Am Sonntag war der zweite Lauf ergebnistechnisch im Grunde aussichtslos. Von Rang 27 aus war Schumacher ins Rennen gegangen.

30 Minuten blieben ihm, um das Beste daraus zu machen. Und er machte das Beste daraus: Alleine in der ersten Runde überholte Schumacher auf regennasser Strecke sieben Konkurrenten, am Ende hatte er sich zwölf Gegner geschnappt.

Ein Schritt nach vorne, zwei zurück

Ein Aufwärtstrend, den er sich nur wenige Stunde später mit seinem selbst verschuldeten Crash wieder einriss, als er sich bei seiner zweiten Aufholjagd auf Platz zwölf liegend an seinem Konkurrenten die Zähne ausbiss.

Einem Schritt nach vorne folgte wieder einer zurück.

Natürlich denken viele Beobachter automatisch, dass der Name alleine bereits verpflichtet.
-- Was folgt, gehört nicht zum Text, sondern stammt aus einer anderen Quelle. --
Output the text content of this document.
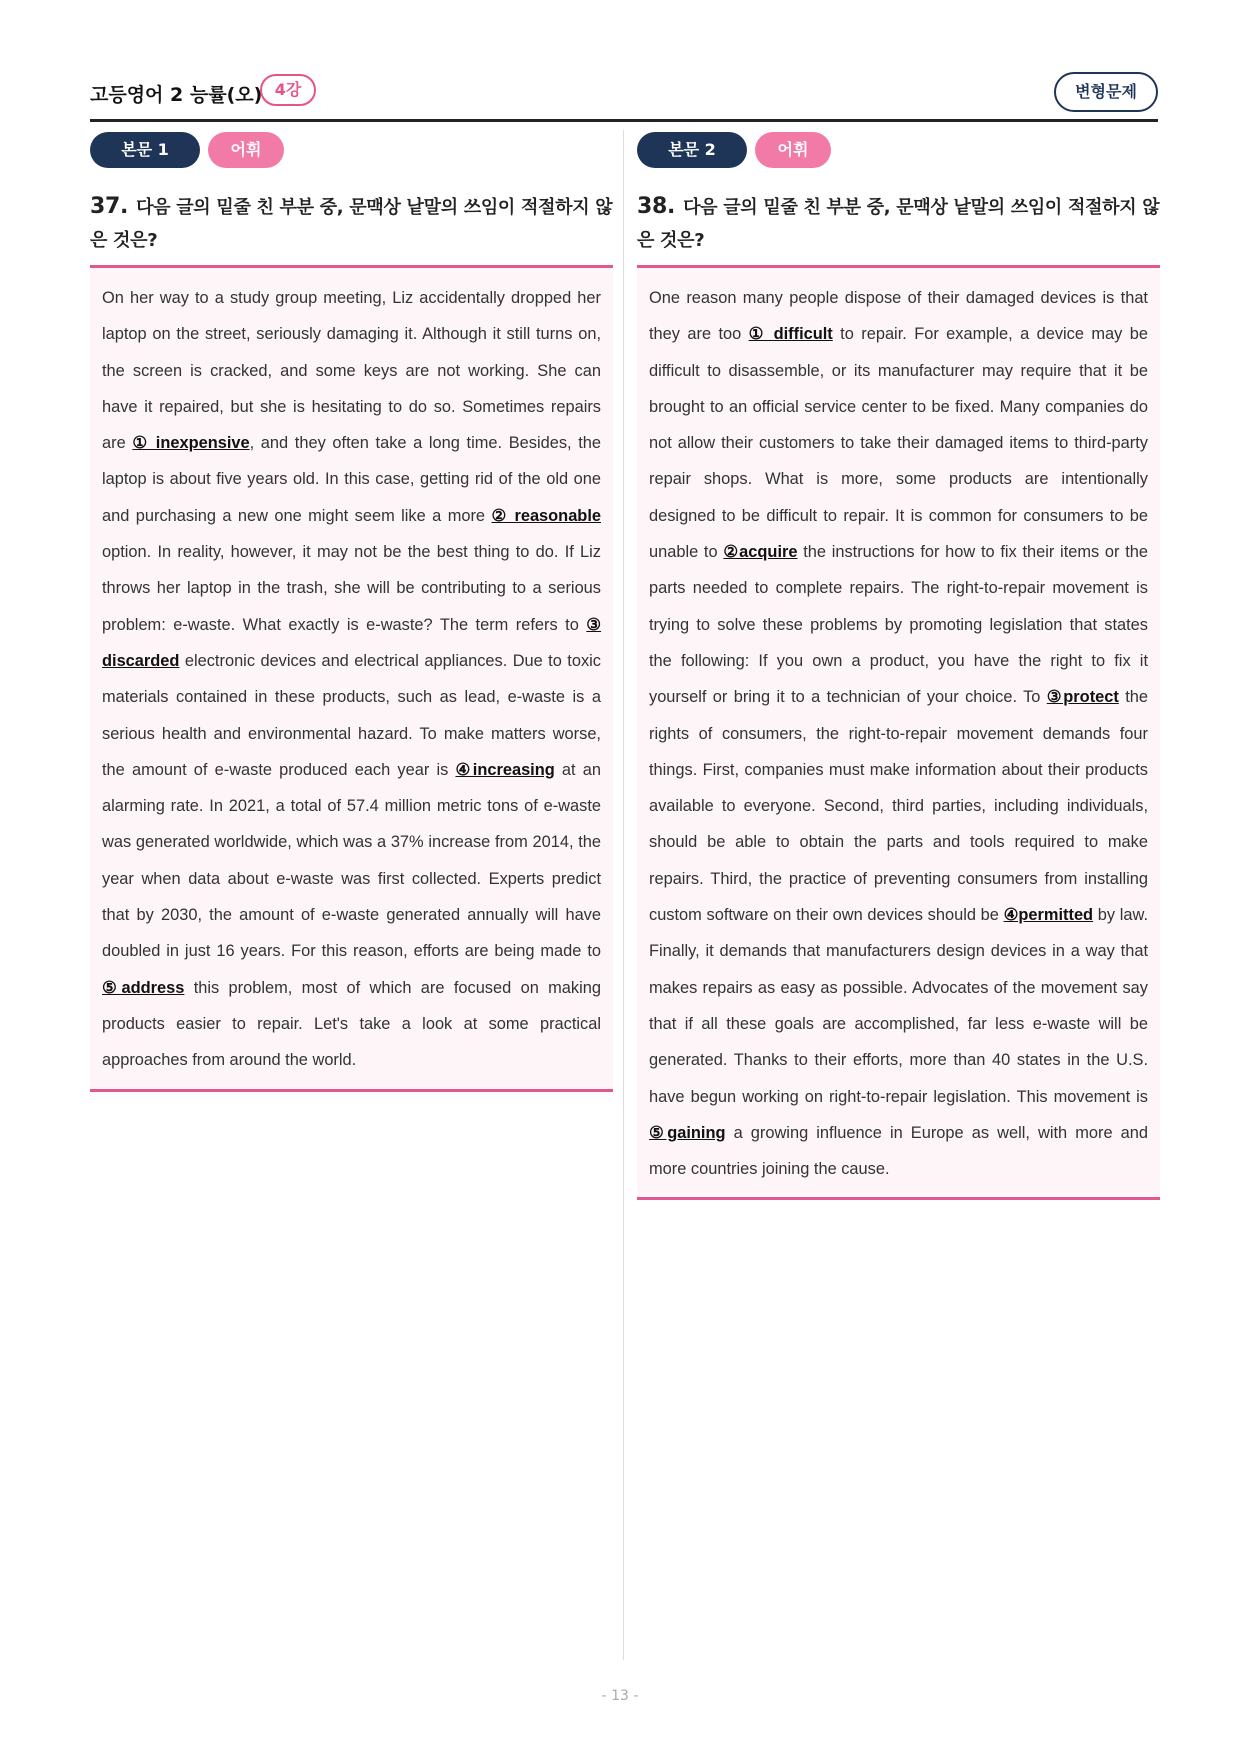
고등영어 2 능률(오) 4강	변형문제
본문 1	어휘
37. 다음 글의 밑줄 친 부분 중, 문맥상 낱말의 쓰임이 적절하지 않은 것은?
On her way to a study group meeting, Liz accidentally dropped her laptop on the street, seriously damaging it. Although it still turns on, the screen is cracked, and some keys are not working. She can have it repaired, but she is hesitating to do so. Sometimes repairs are ① inexpensive, and they often take a long time. Besides, the laptop is about five years old. In this case, getting rid of the old one and purchasing a new one might seem like a more ② reasonable option. In reality, however, it may not be the best thing to do. If Liz throws her laptop in the trash, she will be contributing to a serious problem: e-waste. What exactly is e-waste? The term refers to ③ discarded electronic devices and electrical appliances. Due to toxic materials contained in these products, such as lead, e-waste is a serious health and environmental hazard. To make matters worse, the amount of e-waste produced each year is ④increasing at an alarming rate. In 2021, a total of 57.4 million metric tons of e-waste was generated worldwide, which was a 37% increase from 2014, the year when data about e-waste was first collected. Experts predict that by 2030, the amount of e-waste generated annually will have doubled in just 16 years. For this reason, efforts are being made to ⑤address this problem, most of which are focused on making products easier to repair. Let's take a look at some practical approaches from around the world.
본문 2	어휘
38. 다음 글의 밑줄 친 부분 중, 문맥상 낱말의 쓰임이 적절하지 않은 것은?
One reason many people dispose of their damaged devices is that they are too ① difficult to repair. For example, a device may be difficult to disassemble, or its manufacturer may require that it be brought to an official service center to be fixed. Many companies do not allow their customers to take their damaged items to third-party repair shops. What is more, some products are intentionally designed to be difficult to repair. It is common for consumers to be unable to ②acquire the instructions for how to fix their items or the parts needed to complete repairs. The right-to-repair movement is trying to solve these problems by promoting legislation that states the following: If you own a product, you have the right to fix it yourself or bring it to a technician of your choice. To ③protect the rights of consumers, the right-to-repair movement demands four things. First, companies must make information about their products available to everyone. Second, third parties, including individuals, should be able to obtain the parts and tools required to make repairs. Third, the practice of preventing consumers from installing custom software on their own devices should be ④permitted by law. Finally, it demands that manufacturers design devices in a way that makes repairs as easy as possible. Advocates of the movement say that if all these goals are accomplished, far less e-waste will be generated. Thanks to their efforts, more than 40 states in the U.S. have begun working on right-to-repair legislation. This movement is ⑤gaining a growing influence in Europe as well, with more and more countries joining the cause.
- 13 -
Doch oft wird dabei vergessen, dass Schumacher erst 16 Jahre alt ist und seine ersten Schritte im Formelsport macht.

"Sehr spezieller Erfolg" für Ludwig

Doch dass Söhne bekannter Motorsport-Größen Erfolg haben können, beweisen Luca Ludwig und Sebastian Asch.
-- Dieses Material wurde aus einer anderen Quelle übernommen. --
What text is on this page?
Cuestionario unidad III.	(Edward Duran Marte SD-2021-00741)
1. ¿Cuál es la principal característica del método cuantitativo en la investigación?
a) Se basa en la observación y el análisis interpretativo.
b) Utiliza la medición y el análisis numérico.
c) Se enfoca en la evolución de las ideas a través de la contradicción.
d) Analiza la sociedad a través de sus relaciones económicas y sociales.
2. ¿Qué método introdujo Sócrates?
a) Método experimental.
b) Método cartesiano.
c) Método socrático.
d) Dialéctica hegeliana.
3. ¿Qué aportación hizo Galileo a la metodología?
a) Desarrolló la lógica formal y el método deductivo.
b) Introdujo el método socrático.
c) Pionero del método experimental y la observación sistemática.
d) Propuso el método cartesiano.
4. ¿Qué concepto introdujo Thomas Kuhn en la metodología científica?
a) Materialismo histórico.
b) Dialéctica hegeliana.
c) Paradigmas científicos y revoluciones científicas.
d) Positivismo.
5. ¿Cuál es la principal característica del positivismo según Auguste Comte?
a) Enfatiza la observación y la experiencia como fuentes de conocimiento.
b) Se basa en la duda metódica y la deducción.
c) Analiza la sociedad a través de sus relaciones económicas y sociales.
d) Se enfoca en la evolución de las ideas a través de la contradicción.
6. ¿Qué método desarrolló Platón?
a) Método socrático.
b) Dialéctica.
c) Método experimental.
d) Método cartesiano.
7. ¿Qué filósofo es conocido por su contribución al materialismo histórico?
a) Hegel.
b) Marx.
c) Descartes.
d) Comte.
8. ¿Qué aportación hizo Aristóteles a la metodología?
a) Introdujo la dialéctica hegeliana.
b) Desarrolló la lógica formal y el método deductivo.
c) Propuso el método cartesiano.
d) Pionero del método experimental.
Der Nachwuchs der Tourenwagen-Legenden Klaus Ludwig und Roland Asch feierte im zweiten Rennen des Wochenendes am Sonntag nicht nur den ersten Saisonsieg im ADAC GT Masters, sondern baute den Vorsprung in der Gesamtwertung gleichzeitig aus.

Nach den ersten sechs Rennen des Jahres haben beide 109 Punkte auf dem Konto und damit ein Polster von 28 Zählern auf den ersten Verfolger.

"Für mich ist der Sieg eine gewisse Genugtuung, denn die beiden vergangenen Jahre waren nicht einfach, da musste ich einiges einstecken. Es ist unglaublich toll, dass wir momentan so erfolgreich sind. Das ist eine Belohnung für eine lange Durststrecke", sagte Ludwig und fügte hinzu: "Man muss an sich glauben und weiter machen."

Ganz nebenbei ein Rat, der so auch für Mick Schumacher gilt.